L’enterrement du tueur unique

S’il y a bien un acquis salutaire sortant de ce congrès mondial de l’abeille, c’est la disparition de la thèse du « tueur unique ». Envolé ! Disparu des discours des chercheurs comme des professionnels. Enfin... Les Américains ont confirmé cette inflexion sur les causes du CCD entamée, comme nous le révélions dans notre livre (lire notre article). Ainsi Dennis vanEngelsdorp reconnaissait à Montpellier qu’après avoir longtemps considéré l’acarien Varroa destructor comme le facteur principal sinon unique du dépérissement des colonies américaines, il intégrait davantage le rôle des pesticides. J’avais moi-même dans mon livre évolué sur le rôle de ce facteur au cours de mon enquête : au vu des données toxicologiques issues des laboratoires et malgré la difficulté à les reproduire en champs, il me paraît préférable d’adopter un “principe de précaution” en suspendant la diffusion commerciale des pesticides néonicotinoïdes actuels (Gaucho, Poncho, Cruiser) et du Regent TS sur les cultures visitées par l’abeille. Ce qui ne doit surtout pas empêcher chercheurs publics et industriels de travailler sur des alternatives plus respectueuses des milieux naturels et organismes vivants (lutte intégrée, lutte biologique, traitements biologiques...)
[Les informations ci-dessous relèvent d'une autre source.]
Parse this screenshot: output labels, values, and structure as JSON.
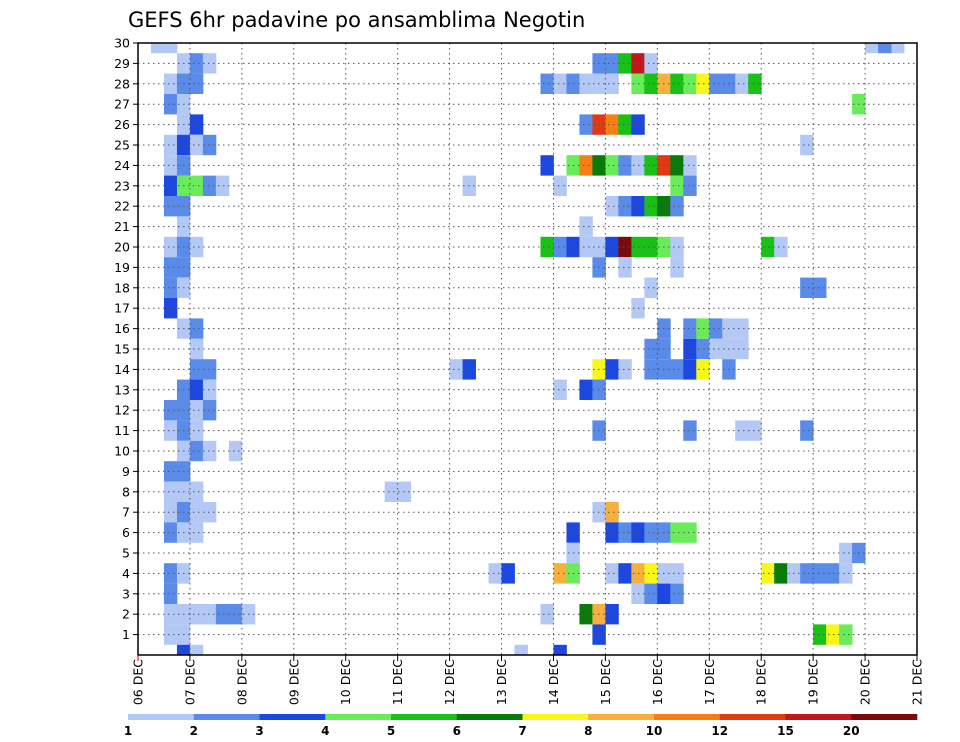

On peut également se réjouir d’une évolution symétrique parmi les organisations apicoles. Notamment chez les syndicats comme l’UNAF ou la Confédération paysanne très en pointe dans la bataille contre le Gaucho et le Regent TS : tout en plaçant en tête de leurs préoccupations ces fameux pesticides, ces organisations intègrent à présent à leur discours les pathogènes – avant tout le varroa – ainsi que le manque d’aliments pour l’abeille dans certaines régions de grandes cultures. Là aussi, il était grand temps !

 

Un nouvel espoir est né à Montpellier

Tout cela est nouveau, malgré les dénégations médiatiques des leaders syndicaux et de plusieurs chercheurs. Nouveau et encourageant. Car cette convergence internationale sur le diagnostic change la donne. Elle laisse en effet entrevoir des avancées prochaines dans la mise en œuvre d’actions salutaires pour les abeilles. Car si, comme nous l’écrivions dans L’étrange silence des abeilles, aucune solution miraculeuse n’existe et ne pouvait donc sortir de ce Sommet planétaire autour de l’abeille, trois types de mesures devraient redonner des couleurs au destin des hyménoptères. D’une part, en améliorant l’environnement des abeilles - de toutes les abeilles, sauvages et d’élevage. Ce qui suppose de réduire l’usage des pesticides dans l’espace rural, et ceux de la famille des néonicotinoïdes en particulier. Car plusieurs conférenciers ont bien montré que des synergies entre des molécules phytosanitaires très diverses pouvaient s’avérer à l’arrivée désastreuses pour les abeilles, même à très faibles doses. Je vous renvoie, une fois encore, à mon ouvrage et à notre article en ligne sur ce point.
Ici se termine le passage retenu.